Today the original British tongue survives in Wales where the memory of the earliest form of Celtic Christianity lives on in the names of many hundreds of saints, more than enough to replace every one of the 600+ gods and goddesses of ancient Britain.
These reflections have been inspired by ‘The Book of Welsh Saints’. Published in November 2000, this big book (over 600 pages) sets out to do no less than restore the lost memories of their saints to the people of Wales. Most of the book consists of an alphabetical listing of all the saints about which the author has been able to glean some information. In his introductory section the writer, whose background is in the business rather than the academic world, sets out his thesis in broad strokes. Wales has kept its language but has been unable to resist MacDonaldisation. The surviving churches are dying as their dwindling congregations age (teenagers have voted with their feet. Wales has also become the poorest nation of the UK with GDP levels in SW Wales at 55% of the UK average. The solution: revive our Christian culture. This will be based, not so much on a return to the near empty churches (an unlikely scenario), but on a return to conviviality and fellowship founded on a new awareness of our links to places and to the holy men and women of the past who have sanctified them.

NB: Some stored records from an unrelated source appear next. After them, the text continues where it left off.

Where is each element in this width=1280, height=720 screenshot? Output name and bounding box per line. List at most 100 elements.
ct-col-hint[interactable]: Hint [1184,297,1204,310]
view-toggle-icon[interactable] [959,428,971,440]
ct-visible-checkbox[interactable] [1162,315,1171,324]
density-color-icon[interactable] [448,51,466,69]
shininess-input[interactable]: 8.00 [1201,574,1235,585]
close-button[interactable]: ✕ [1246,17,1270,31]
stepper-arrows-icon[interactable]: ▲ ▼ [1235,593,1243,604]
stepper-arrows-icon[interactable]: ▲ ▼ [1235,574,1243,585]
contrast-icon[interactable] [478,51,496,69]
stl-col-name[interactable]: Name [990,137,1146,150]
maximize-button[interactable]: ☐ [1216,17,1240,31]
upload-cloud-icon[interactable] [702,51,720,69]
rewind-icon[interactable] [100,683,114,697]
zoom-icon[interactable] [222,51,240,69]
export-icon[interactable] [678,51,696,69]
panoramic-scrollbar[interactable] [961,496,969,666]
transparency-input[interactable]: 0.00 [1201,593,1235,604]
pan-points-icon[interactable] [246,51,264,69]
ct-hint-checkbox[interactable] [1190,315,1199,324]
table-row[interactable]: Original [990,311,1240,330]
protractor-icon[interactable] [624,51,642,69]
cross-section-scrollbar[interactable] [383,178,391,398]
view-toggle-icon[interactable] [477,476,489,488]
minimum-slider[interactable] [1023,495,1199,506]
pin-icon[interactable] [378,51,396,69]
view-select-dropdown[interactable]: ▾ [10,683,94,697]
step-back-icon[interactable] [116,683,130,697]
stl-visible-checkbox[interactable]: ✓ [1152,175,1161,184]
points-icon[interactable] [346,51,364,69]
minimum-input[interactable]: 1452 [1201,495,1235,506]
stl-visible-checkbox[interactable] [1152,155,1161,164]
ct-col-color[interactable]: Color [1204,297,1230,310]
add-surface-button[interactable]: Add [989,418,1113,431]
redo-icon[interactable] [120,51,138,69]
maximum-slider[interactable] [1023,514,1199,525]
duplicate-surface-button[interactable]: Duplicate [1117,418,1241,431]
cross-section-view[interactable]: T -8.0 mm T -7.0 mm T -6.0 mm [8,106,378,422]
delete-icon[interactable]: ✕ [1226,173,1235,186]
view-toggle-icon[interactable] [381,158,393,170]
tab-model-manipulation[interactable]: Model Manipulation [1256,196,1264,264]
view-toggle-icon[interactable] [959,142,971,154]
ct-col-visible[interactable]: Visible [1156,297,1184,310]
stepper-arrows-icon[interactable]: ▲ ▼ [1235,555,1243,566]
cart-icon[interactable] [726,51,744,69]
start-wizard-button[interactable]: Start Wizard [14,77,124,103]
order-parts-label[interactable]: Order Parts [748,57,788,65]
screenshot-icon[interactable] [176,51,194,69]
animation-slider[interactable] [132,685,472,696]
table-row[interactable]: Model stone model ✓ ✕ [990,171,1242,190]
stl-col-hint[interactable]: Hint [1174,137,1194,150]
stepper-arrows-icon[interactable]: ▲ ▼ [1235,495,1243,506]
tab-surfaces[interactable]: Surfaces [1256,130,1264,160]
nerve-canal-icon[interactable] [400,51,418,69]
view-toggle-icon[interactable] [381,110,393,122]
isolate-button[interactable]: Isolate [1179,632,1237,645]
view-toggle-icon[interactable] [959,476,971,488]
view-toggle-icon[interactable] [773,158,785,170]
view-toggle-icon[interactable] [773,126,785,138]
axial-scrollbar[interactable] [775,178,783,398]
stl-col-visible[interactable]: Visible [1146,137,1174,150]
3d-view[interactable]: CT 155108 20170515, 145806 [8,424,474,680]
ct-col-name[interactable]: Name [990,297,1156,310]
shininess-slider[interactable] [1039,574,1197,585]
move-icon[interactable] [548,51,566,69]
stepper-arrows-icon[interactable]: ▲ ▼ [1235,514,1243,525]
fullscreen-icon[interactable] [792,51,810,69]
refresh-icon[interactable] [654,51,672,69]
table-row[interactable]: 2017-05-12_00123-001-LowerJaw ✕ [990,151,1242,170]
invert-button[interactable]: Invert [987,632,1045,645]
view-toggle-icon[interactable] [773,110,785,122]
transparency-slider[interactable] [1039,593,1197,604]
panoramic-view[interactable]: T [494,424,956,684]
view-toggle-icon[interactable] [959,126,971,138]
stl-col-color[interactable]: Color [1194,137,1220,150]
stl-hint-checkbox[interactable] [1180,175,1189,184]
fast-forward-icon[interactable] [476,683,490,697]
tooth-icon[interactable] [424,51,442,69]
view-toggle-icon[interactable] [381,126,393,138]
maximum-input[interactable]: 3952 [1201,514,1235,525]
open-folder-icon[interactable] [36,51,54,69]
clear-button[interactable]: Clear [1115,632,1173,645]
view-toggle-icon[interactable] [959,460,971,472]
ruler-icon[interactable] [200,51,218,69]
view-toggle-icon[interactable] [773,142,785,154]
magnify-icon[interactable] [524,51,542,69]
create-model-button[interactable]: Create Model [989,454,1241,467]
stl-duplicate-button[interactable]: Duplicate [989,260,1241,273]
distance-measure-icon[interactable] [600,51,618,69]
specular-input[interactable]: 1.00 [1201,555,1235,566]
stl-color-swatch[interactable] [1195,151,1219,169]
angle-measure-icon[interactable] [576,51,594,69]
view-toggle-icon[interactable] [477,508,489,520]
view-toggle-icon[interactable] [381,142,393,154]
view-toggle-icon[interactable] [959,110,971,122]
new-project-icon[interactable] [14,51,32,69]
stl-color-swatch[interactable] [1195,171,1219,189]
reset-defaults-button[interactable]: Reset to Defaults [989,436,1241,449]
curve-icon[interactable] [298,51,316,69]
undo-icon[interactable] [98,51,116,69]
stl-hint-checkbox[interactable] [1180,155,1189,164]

So let there be a reviveal of the festivals, fairs and pilgrimages that once formed a living and lived calendar binding individuals to their people, both living and dead, and to the land they share (in the Catholic Church of my Irish childhood they called this ‘The Communion of Saints’). This will restore both hwyl (fun, enthusiasm) and hiraeth (a longing awareness of a loved but absent person or place) and will revitalise tourism – the economy of the future – on the basis of a culture that will be popular and informed. This restored culture, broadly secular though it may have to be, will be rooted in a recovery of our common heritage.
This book challenges the Catholic Church in Wales to take the Vatican 2 proposals for ‘inculturation’ more seriously than our largely settlers’ mentality has permitted until now. How ironic it would be if, in this as in the case of child protection, we were forced to learn much about the application of our Christian values and heritage to everyday living from our largely secularised but committed fellow citizens.
Breverton, T.D. :‘The Book of Welsh Saints’, Glyndwr Publishing, November 2000. £24-99. ISBN : 1-903529-01-8.